Egypt has been on a steady course of recovery from last year’s recession, but struggling tourism and a slow vaccine rollout remain key threats, Capital Economics said in a report today.
The economic research company nevertheless predicts that the Egyptian economy will expand by 4.5 percent this fiscal year and 6.5 percent in 2022/23.
The company added this will leave the Egyptian economy about 2.5 percent below the pre-pandemic level by 30 June 2023.
A possible continuance of tight fiscal policy looms over this, it added.
The firm pointed out that the recovery with 1.6 percent growth last year was led by the construction sector, adding since then the recovery has continued but at a slower rate.

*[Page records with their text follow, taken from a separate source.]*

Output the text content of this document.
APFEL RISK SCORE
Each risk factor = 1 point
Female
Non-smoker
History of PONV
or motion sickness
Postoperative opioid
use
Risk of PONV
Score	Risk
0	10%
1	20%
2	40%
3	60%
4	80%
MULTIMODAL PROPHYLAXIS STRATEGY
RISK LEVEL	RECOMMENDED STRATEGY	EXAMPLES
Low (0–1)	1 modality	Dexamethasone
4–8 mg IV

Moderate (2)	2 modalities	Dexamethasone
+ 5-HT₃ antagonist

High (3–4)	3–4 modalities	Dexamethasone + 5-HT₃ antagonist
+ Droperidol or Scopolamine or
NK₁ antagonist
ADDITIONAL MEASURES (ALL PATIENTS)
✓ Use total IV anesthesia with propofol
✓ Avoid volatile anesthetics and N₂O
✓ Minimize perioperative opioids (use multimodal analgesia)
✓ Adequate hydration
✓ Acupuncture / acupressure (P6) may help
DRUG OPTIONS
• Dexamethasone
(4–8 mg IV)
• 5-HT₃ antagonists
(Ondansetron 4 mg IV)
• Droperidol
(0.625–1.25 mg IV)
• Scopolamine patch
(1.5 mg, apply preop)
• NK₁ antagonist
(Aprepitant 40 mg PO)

Low vaccination rates pose a significant threat however, with only 9.2 percent of Egyptians receiving at least the first dose of vaccination.

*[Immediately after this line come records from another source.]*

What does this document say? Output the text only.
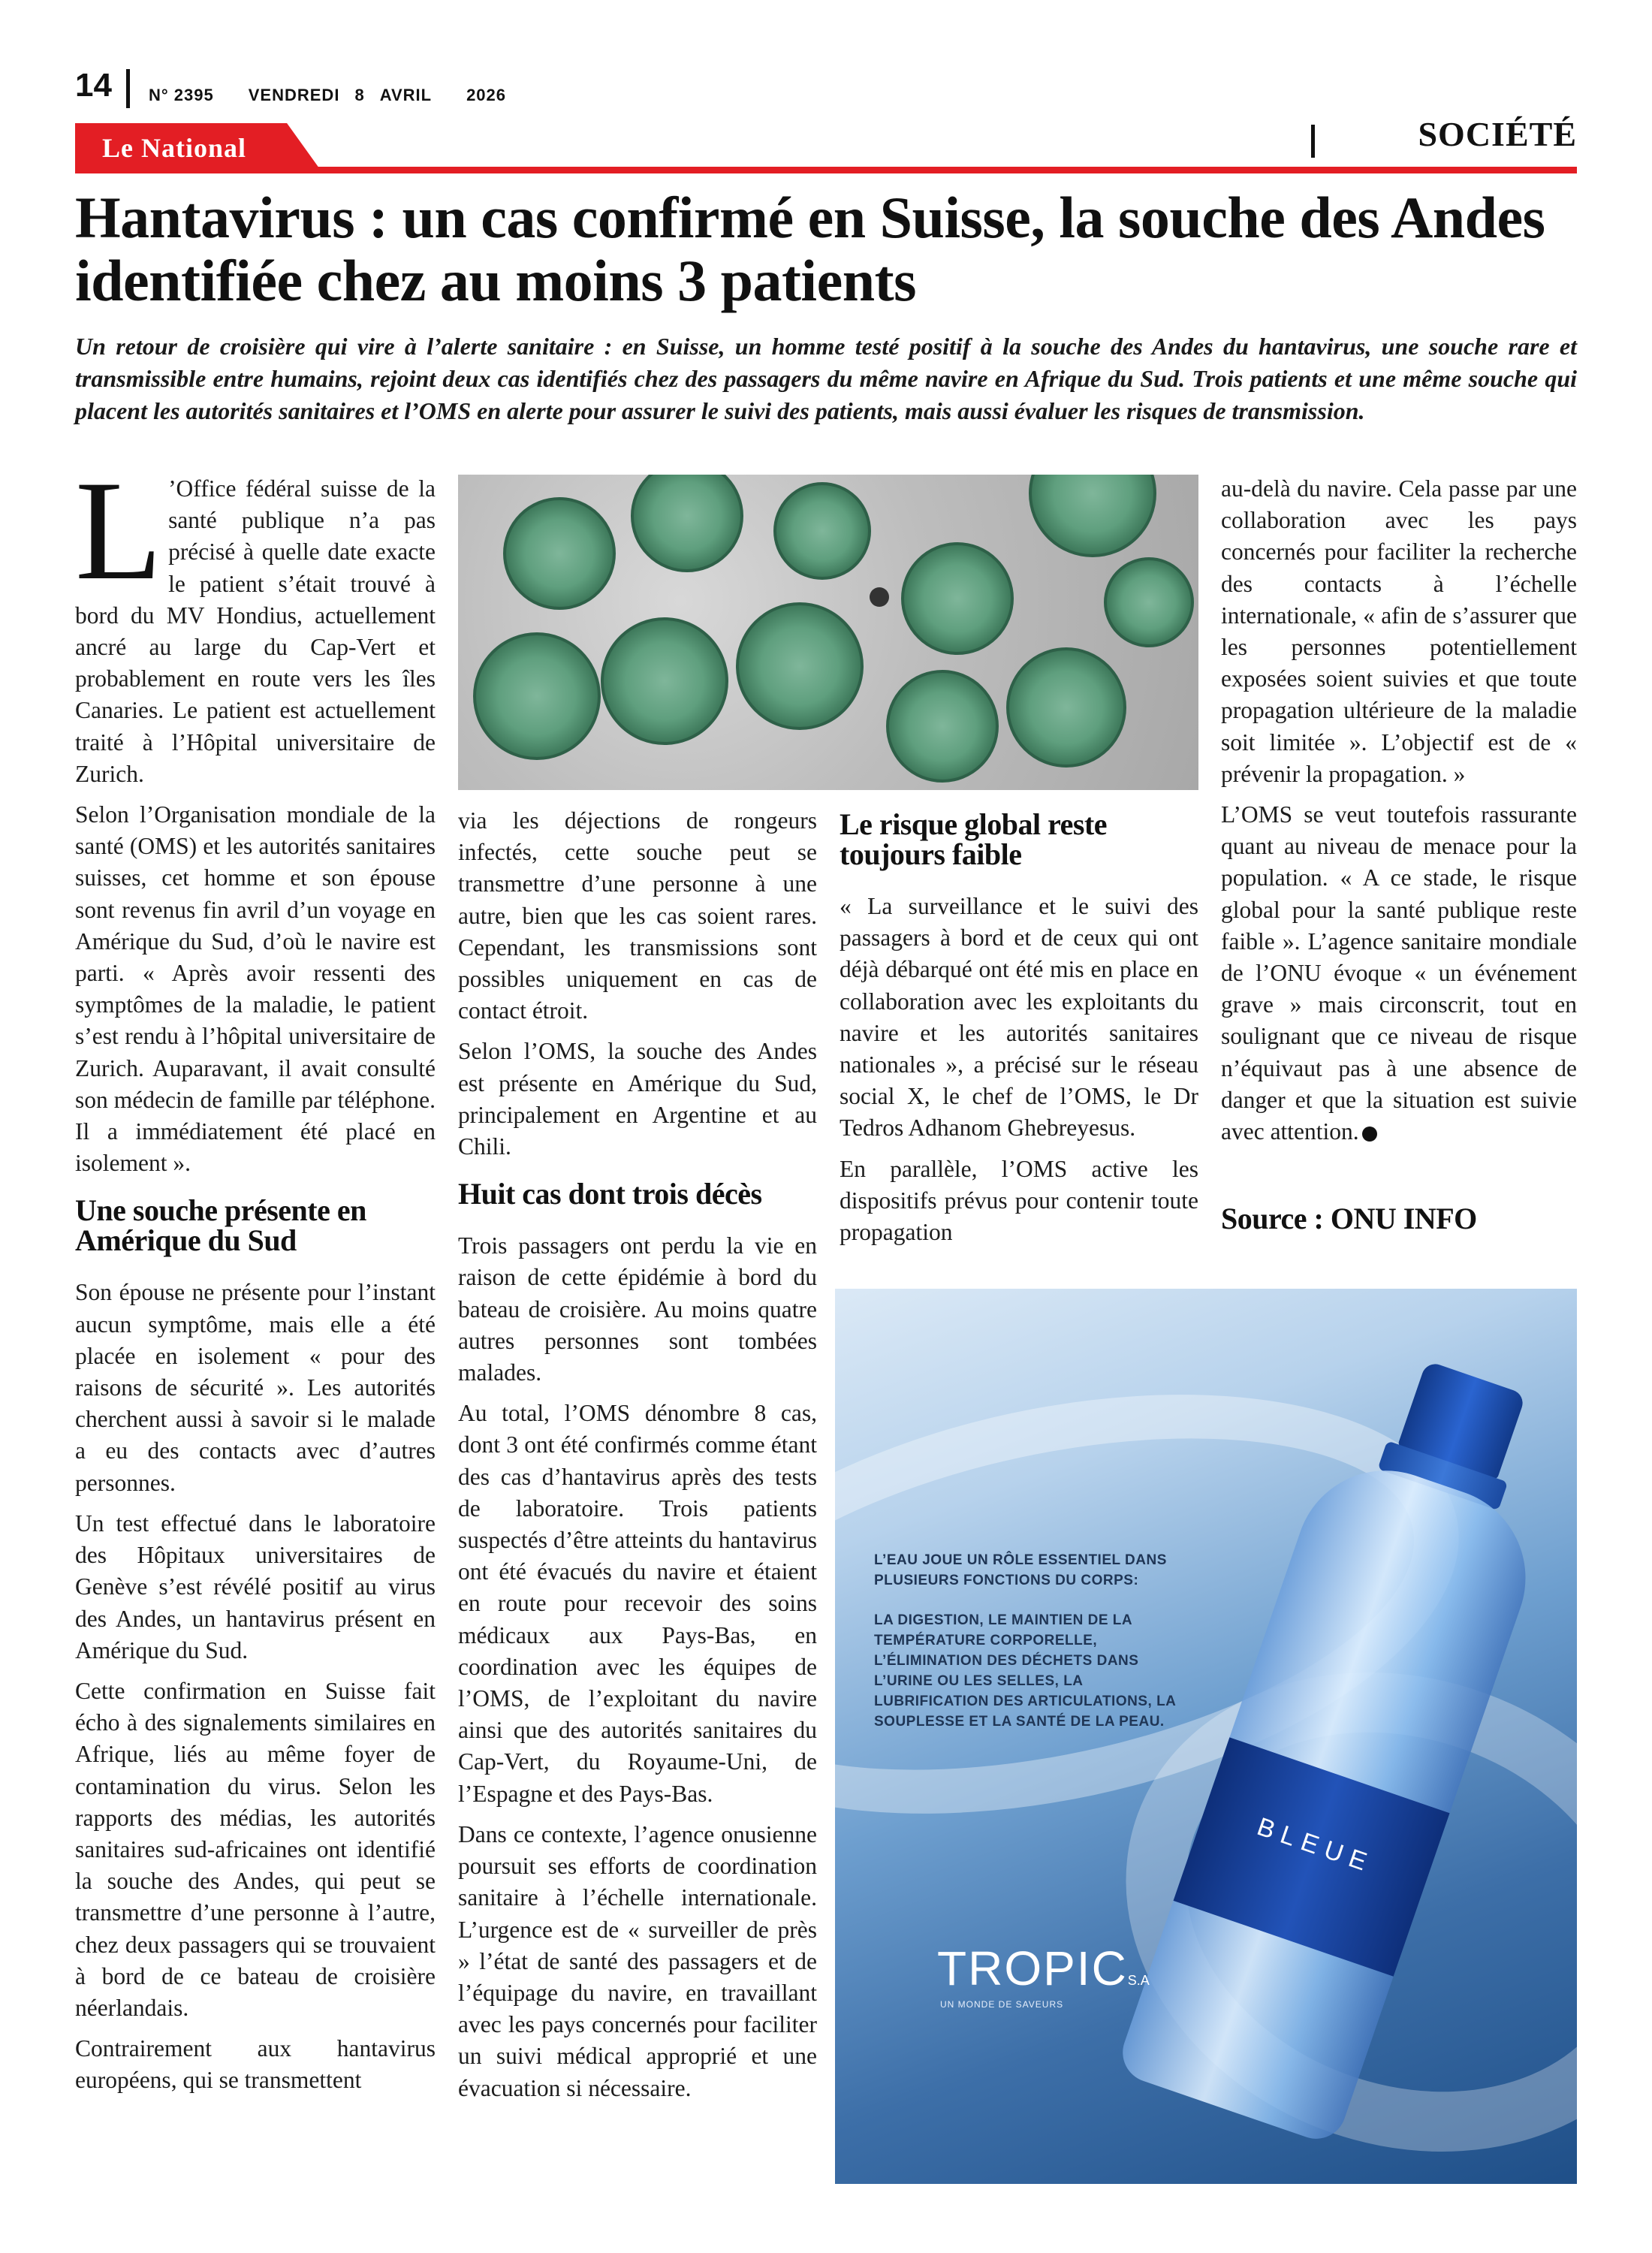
14 N° 2395 VENDREDI 8 AVRIL 2026
Le National	SOCIÉTÉ
Hantavirus : un cas confirmé en Suisse, la souche des Andes identifiée chez au moins 3 patients

Un retour de croisière qui vire à l’alerte sanitaire : en Suisse, un homme testé positif à la souche des Andes du hantavirus, une souche rare et transmissible entre humains, rejoint deux cas identifiés chez des passagers du même navire en Afrique du Sud. Trois patients et une même souche qui placent les autorités sanitaires et l’OMS en alerte pour assurer le suivi des patients, mais aussi évaluer les risques de transmission.

L ’Office fédéral suisse de la santé publique n’a pas précisé à quelle date exacte le patient s’était trouvé à bord du MV Hondius, actuellement ancré au large du Cap-Vert et probablement en route vers les îles Canaries. Le patient est actuellement traité à l’Hôpital universitaire de Zurich.

Selon l’Organisation mondiale de la santé (OMS) et les autorités sanitaires suisses, cet homme et son épouse sont revenus fin avril d’un voyage en Amérique du Sud, d’où le navire est parti. « Après avoir ressenti des symptômes de la maladie, le patient s’est rendu à l’hôpital universitaire de Zurich. Auparavant, il avait consulté son médecin de famille par téléphone. Il a immédiatement été placé en isolement ».

Une souche présente en Amérique du Sud

Son épouse ne présente pour l’instant aucun symptôme, mais elle a été placée en isolement « pour des raisons de sécurité ». Les autorités cherchent aussi à savoir si le malade a eu des contacts avec d’autres personnes.

Un test effectué dans le laboratoire des Hôpitaux universitaires de Genève s’est révélé positif au virus des Andes, un hantavirus présent en Amérique du Sud.

Cette confirmation en Suisse fait écho à des signalements similaires en Afrique, liés au même foyer de contamination du virus. Selon les rapports des médias, les autorités sanitaires sud-africaines ont identifié la souche des Andes, qui peut se transmettre d’une personne à l’autre, chez deux passagers qui se trouvaient à bord de ce bateau de croisière néerlandais.

Contrairement aux hantavirus européens, qui se transmettent

via les déjections de rongeurs infectés, cette souche peut se transmettre d’une personne à une autre, bien que les cas soient rares. Cependant, les transmissions sont possibles uniquement en cas de contact étroit.

Selon l’OMS, la souche des Andes est présente en Amérique du Sud, principalement en Argentine et au Chili.

Huit cas dont trois décès

Trois passagers ont perdu la vie en raison de cette épidémie à bord du bateau de croisière. Au moins quatre autres personnes sont tombées malades.

Au total, l’OMS dénombre 8 cas, dont 3 ont été confirmés comme étant des cas d’hantavirus après des tests de laboratoire. Trois patients suspectés d’être atteints du hantavirus ont été évacués du navire et étaient en route pour recevoir des soins médicaux aux Pays-Bas, en coordination avec les équipes de l’OMS, de l’exploitant du navire ainsi que des autorités sanitaires du Cap-Vert, du Royaume-Uni, de l’Espagne et des Pays-Bas.

Dans ce contexte, l’agence onusienne poursuit ses efforts de coordination sanitaire à l’échelle internationale. L’urgence est de « surveiller de près » l’état de santé des passagers et de l’équipage du navire, en travaillant avec les pays concernés pour faciliter un suivi médical approprié et une évacuation si nécessaire.

Le risque global reste toujours faible

« La surveillance et le suivi des passagers à bord et de ceux qui ont déjà débarqué ont été mis en place en collaboration avec les exploitants du navire et les autorités sanitaires nationales », a précisé sur le réseau social X, le chef de l’OMS, le Dr Tedros Adhanom Ghebreyesus.

En parallèle, l’OMS active les dispositifs prévus pour contenir toute propagation

au-delà du navire. Cela passe par une collaboration avec les pays concernés pour faciliter la recherche des contacts à l’échelle internationale, « afin de s’assurer que les personnes potentiellement exposées soient suivies et que toute propagation ultérieure de la maladie soit limitée ». L’objectif est de « prévenir la propagation. »

L’OMS se veut toutefois rassurante quant au niveau de menace pour la population. « A ce stade, le risque global pour la santé publique reste faible ». L’agence sanitaire mondiale de l’ONU évoque « un événement grave » mais circonscrit, tout en soulignant que ce niveau de risque n’équivaut pas à une absence de danger et que la situation est suivie avec attention.

Source : ONU INFO
L’EAU JOUE UN RÔLE ESSENTIEL DANS
PLUSIEURS FONCTIONS DU CORPS:
LA DIGESTION, LE MAINTIEN DE LA
TEMPÉRATURE CORPORELLE,
L’ÉLIMINATION DES DÉCHETS DANS
L’URINE OU LES SELLES, LA
LUBRIFICATION DES ARTICULATIONS, LA
SOUPLESSE ET LA SANTÉ DE LA PEAU.
BLEUE
TROPICS.A
UN MONDE DE SAVEURS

This has left the country vulnerable to fresh outbreaks and plausible domestic restrictions which would setback the recovery, the company said.

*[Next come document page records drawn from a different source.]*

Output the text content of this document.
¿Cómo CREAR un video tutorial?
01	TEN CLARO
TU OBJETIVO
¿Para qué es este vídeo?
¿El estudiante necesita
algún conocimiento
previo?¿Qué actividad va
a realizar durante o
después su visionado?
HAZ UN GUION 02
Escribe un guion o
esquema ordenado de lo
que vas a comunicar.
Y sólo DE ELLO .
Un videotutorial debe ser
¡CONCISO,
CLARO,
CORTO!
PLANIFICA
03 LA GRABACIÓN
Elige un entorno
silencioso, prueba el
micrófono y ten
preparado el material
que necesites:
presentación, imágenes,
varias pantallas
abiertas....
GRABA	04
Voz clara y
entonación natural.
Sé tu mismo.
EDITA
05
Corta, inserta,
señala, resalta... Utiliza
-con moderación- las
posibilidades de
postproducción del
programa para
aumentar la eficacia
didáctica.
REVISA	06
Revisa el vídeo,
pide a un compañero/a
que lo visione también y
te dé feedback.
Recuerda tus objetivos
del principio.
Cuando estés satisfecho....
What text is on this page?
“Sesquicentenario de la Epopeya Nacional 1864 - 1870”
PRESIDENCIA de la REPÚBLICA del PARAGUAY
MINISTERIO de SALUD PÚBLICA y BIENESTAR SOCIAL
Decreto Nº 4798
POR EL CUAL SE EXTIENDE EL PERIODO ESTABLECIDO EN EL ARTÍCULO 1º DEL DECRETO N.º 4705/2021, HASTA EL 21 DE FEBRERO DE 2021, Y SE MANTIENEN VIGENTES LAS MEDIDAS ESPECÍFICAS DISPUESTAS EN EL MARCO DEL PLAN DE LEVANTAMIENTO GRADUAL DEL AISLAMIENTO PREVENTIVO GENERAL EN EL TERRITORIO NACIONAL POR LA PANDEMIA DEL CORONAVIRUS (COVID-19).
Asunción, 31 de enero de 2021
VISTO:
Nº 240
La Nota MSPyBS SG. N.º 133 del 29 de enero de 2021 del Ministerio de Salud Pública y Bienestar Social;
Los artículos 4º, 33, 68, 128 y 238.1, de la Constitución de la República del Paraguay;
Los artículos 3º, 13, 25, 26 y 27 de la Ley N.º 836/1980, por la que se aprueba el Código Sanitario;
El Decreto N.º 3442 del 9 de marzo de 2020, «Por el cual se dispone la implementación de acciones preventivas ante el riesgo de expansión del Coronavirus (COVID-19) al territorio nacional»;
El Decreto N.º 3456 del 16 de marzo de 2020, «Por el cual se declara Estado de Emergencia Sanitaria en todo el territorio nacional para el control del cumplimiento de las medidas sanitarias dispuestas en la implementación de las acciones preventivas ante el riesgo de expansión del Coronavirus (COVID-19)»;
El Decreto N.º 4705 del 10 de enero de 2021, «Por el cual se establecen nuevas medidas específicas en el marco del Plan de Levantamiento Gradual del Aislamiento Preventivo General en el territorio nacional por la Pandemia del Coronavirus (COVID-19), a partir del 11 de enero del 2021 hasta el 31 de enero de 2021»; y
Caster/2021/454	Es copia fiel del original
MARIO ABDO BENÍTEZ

Another caveat for the recovery is the slowly-healing tourism sector. Tourism usually accounts for 3 percent of Egypt’s GDP, but its share has dropped significantly in the first quarter of this year to reach only 0.9 percent. The company predicts this trend to continue, adding that “it is still likely to be several years before arrivals return to pre-pandemic levels.”
Capital Economics also pointed to the tight fiscal policy carried out by the Egyptian government throughout the pandemic, which narrowed down budget deficits and maintained primary budget surpluses.
The company expects this policy to continue in the short to medium term.
The hydrocarbon sector could still stimulate GDP by about 1 percent as natural gas production reached record highs earlier this year, it said.